DiffEngineX's user interface is all business, with identical entry fields and worksheet displays for Workbook #1 and Workbook #2 and controls to select whether to compare whole workbooks or selected sheets, align rows and columns, and color differences at the cell level and highlight character-level differences (the last two are selected by default). Clicking Options brought up a detailed sheet of options covering Reports, Formulae, Cell and Numeric Value Comparisons, and other areas. An Extras button let us choose colors and hide rows in various ways, among other preferences. The Help file includes a tutorial that we'd highly recommend following.
Our quick-and-easy test consisted of comparing a finished workbook with its unfilled template. We simply browsed to each and pressed Start Comparison. The job finished quickly and included a summary report detailing the differences. The sheets themselves opened, both color-coded and highlighted for the quickest possible identification of differences. While all that sounds simple, DiffEngineX isn't totally automatic: even Excel experts will need to spend some time making sure everything's ready. But it will be time well spent when DiffEngineX does in minutes what might have taken many hours manually.
DiffEngineX is a utility that reports on the differences between the formulae, constants, defined names, cell comments and Visual Basic (VBA) macros contained in either two whole Excel workbooks or selected worksheets.

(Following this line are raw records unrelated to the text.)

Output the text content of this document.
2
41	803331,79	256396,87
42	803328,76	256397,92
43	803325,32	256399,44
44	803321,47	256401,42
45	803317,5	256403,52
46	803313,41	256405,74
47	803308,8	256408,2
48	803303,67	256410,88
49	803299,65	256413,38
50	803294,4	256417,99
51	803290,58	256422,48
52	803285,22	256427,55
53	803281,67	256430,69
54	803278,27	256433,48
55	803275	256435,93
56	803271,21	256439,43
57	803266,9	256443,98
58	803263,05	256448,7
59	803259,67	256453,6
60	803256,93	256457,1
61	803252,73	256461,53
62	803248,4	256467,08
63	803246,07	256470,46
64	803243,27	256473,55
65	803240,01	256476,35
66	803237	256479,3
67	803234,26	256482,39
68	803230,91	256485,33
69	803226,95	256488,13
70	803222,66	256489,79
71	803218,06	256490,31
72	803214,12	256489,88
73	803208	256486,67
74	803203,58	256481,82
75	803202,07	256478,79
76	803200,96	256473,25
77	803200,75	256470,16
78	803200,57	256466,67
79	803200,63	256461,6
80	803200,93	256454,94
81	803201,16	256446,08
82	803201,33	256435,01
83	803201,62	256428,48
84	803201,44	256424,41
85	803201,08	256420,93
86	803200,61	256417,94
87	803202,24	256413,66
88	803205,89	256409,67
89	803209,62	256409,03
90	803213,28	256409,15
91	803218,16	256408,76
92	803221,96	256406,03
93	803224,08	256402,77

As Excel workbooks get modified over time new rows and columns can be inserted in between existing rows and columns. This can confuse a straightforward difference analysis where identical cells are only recognized as such if they have the same row and column numbers in both of the sheets being compared. DiffEngineX can align both similar rows and columns between the worksheets being compared by the insertion of blank rows and columns. As such this problem is avoided. Conventional reports listing each cell difference are difficult to understand given the lack of context. This is why there is an option to automatically create copies of the workbooks being compared and then modify them such that the differences are highlighted in color. The options available allow users a choice between comparing formulae directly or by their calculated values. For example if two cells containing =2*6 and =3*4 are compared directly they will reported as different. If they are compared by their calculated values they will be reported as identical.
It is common in workbooks modeling certain financial scenarios to have blocks of tens to hundreds of equivalent formulae that only differ from their neighbors in terms of their inputs. The absolute coordinates of these inputs change from one cell to the next, but the relative coordinates do not. If a later version of such a workbook is compared to an earlier one, hundreds of changes can potentially be reported. This makes a difference report tedious to inspect. DiffEngineX has a powerful feature to group equivalent changes made to contiguous cells into just one reported change made to a range of cells. It can be used from its user interface or the command prompt.